Features

更新时间:
复制 MD 格式

Database Audit provides user behavior auditing, multi-dimensional analysis, real-time alerts, and reports.

User behavior auditing

  • Correlates access operations at the application and database layers. This enables application identity recognition in both client/server (C/S) and browser/server (B/S) architectures.
  • Traces the identity and behavior of application users.

Multi-dimensional analysis

  • Threat and risk analysis

    Analyzes SQL activity for risks such as high, medium, and low-level threats, SQL injection, blacklisted statements, and authorization policy violations.

  • Session analysis

    Analyzes sessions based on multiple dimensions, such as time, client IP and port, server-side IP and port, database account, asset information, database instance, client tool, database type, and hostname.

  • Detailed statement analysis

    Retrieves detailed statements based on various search criteria, such as time, message content, asset information, database account, SQL template, client IP and port, server-side IP and port, database instance, number of affected rows, execution duration, operation type, and execution status.

Multi-dimensional alerting mechanism

  • Security rules

    Includes over 900 built-in security rules that cover common scenarios.

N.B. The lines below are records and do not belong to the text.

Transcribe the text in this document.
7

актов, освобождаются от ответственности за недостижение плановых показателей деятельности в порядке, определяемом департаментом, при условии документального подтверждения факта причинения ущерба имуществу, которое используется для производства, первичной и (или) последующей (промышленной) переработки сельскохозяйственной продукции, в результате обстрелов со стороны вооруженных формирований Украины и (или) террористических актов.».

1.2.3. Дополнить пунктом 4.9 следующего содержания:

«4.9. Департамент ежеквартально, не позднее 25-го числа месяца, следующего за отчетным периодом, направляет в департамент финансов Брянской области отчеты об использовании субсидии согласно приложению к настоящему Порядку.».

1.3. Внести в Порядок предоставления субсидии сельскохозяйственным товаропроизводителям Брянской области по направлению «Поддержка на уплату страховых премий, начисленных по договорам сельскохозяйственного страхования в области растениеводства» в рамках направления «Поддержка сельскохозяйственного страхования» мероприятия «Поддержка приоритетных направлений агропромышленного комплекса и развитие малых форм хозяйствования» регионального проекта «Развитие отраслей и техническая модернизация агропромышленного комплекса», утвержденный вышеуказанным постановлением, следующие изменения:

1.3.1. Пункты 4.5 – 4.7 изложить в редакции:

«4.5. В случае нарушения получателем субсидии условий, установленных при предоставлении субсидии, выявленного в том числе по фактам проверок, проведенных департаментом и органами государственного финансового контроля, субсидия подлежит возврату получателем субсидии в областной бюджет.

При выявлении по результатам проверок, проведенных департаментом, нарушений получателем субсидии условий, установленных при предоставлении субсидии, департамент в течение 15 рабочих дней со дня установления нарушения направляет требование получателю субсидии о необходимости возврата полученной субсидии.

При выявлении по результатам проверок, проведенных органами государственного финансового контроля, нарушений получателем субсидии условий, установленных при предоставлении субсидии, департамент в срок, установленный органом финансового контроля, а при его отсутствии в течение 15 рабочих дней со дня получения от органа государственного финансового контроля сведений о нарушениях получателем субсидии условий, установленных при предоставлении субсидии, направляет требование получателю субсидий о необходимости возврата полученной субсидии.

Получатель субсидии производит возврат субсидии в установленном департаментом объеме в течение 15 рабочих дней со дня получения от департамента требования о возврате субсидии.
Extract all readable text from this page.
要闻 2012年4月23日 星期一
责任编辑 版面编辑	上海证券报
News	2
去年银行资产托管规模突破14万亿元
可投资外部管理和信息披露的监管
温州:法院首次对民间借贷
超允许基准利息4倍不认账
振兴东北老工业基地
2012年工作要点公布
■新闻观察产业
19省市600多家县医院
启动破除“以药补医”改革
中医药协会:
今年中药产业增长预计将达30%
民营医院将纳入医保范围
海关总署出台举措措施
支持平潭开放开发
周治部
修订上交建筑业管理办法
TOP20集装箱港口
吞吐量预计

These rules are continuously updated. Custom security rules are also supported.

    Built-in security rules contain the signatures of known insecure SQL statements. Database Audit matches audited SQL statements against these rules to detect suspicious behavior.

  • Risks from abnormal operations

    Supports fine-grained definitions for monitoring risky access behaviors. These definitions can be based on various elements, such as IP address, user, database client tool, time, sensitive objects, number of returned rows, system objects, and high-risk operations.

  • SQL injection

    Provides a comprehensive SQL injection library and descriptions based on regular expressions or abstract syntax. It sends an immediate alert upon detecting abnormal database behavior.

  • Blacklists and whitelists

    You can define rules that precisely match specific access SQL statements to trigger an immediate alert.

Fine-grained reports

  • Comprehensive analysis reports

    Provides a comprehensive analysis of your database status. The analysis covers four dimensions: SQL statement execution, sessions, risk events, and SQL performance.

  • Performance analysis reports

    Analyzes database performance from five perspectives: performance trends, databases or system IDs (SIDs) with the worst performance, longest-running SQL statements, SQL statements with the worst performance, and most frequently executed SQL statements.

  • Classified protection reference analysis reports

    Provides analysis reports that align with the GB/T 28448-2019 standard for Classified Protection of Cybersecurity 2.0. These reports provide targeted analysis of security audit requirements, such as intrusion prevention, malicious code detection, and security audit monitoring.

  • Statement analysis reports

    Analyzes and displays statement information from five dimensions: SQL statement analysis, failed statement analysis, SQL statement trends, audit trends, and analysis of the most executed SQL templates.

  • Session analysis reports

    Includes four types of reports: new session analysis, failed session analysis, concurrent session analysis, and session count trend analysis.

  • Alert analysis reports

    Analyzes current alerts from four dimensions: alert trends, alert source analysis, alert object analysis, and rule hit analysis.

  • Other reports

    Includes four other types of reports: client tool analysis, database account analysis, database or SID analysis, and database access source IP analysis.